Buddha: The Man, the Myth, the Legend

Retired Boden Professor of Sanskrit Emeritus at Oxford University Richard Gombrich gave a lecture in the Ho Lecture Room titled “The Buddha: Why We Should Know About Him.”

Gombrich’s lecture was not about Buddhism or its various customs and teachings, but about the Buddha himself, his life, and especially his teaching.

“Study of the Buddha belongs to every civilized educated person in the world today,” Gombrich said. “Buddha was a creative and original philosopher. He made a great contribution to the history of ideas.”

One of Buddha’s pioneering ideas was that of utopia, which he tried to institute when he created the Buddhist monastic order, also a first. However, Buddha was not a philosopher who dug deeply into the meaning or abstraction of things.

“Buddha believed that philosophy should only be pursued insofar as it helped to relieve suffering,” Gombrich said.

Perhaps his greatest contribution, according to Gombrich, was in ethics. He was the first world philosopher and one of very few religious philosophers to preach personal responsibility for our every act. In his conception of karma, Buddha managed to solve one of the universal challenges facing religions, that of unjust suffering.
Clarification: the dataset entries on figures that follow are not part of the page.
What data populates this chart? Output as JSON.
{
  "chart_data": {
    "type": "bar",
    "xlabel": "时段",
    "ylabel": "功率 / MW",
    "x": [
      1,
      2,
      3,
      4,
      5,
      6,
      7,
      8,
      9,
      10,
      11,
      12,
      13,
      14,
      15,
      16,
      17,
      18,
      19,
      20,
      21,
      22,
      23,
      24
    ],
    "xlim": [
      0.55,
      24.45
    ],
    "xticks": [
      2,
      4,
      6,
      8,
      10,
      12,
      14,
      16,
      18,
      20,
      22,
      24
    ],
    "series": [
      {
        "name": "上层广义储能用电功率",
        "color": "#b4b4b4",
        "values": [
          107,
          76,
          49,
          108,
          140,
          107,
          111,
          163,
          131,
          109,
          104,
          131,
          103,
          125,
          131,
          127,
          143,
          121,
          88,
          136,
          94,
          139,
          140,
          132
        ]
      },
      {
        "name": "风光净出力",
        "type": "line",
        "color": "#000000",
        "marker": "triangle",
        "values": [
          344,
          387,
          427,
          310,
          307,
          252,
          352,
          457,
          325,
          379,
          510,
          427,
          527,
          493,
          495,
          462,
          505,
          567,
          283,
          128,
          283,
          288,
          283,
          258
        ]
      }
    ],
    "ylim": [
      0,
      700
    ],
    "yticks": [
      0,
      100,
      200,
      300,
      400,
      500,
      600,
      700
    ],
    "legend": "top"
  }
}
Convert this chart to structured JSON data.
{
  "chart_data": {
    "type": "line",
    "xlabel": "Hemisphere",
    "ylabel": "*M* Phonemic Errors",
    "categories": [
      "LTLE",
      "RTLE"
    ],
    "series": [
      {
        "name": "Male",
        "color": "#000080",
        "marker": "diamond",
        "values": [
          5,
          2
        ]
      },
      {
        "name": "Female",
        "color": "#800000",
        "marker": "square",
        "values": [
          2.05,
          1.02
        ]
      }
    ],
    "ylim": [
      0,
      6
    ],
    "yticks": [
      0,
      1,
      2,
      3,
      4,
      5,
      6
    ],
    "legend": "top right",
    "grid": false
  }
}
According to the doctrine of karma, everything we do, whether good or bad, will be reciprocated in another life.

In Buddha’s teaching, there is “no god you can blame,” as everyone determines his own destiny, according to Gombrich.

As a whole the lecture was well received.

“I enjoyed it,” Heng said. “The Question and Answer session was particularly interesting.”

Gombrich’s speech captured his audience’s attention, such that the question and answer section went on for an extra 30 minutes, with audience members inquiring into every aspect of Buddhism, including the role played by women, reincarnation, Western interpretation of Buddhist ideas, education, ethics, and how changes in religion through time.

Gombrich was brought to Colgate by the Division of Humanities, the Fund for the Study of Great Religions, Asian Studies and the Department of Philosophy and Religion.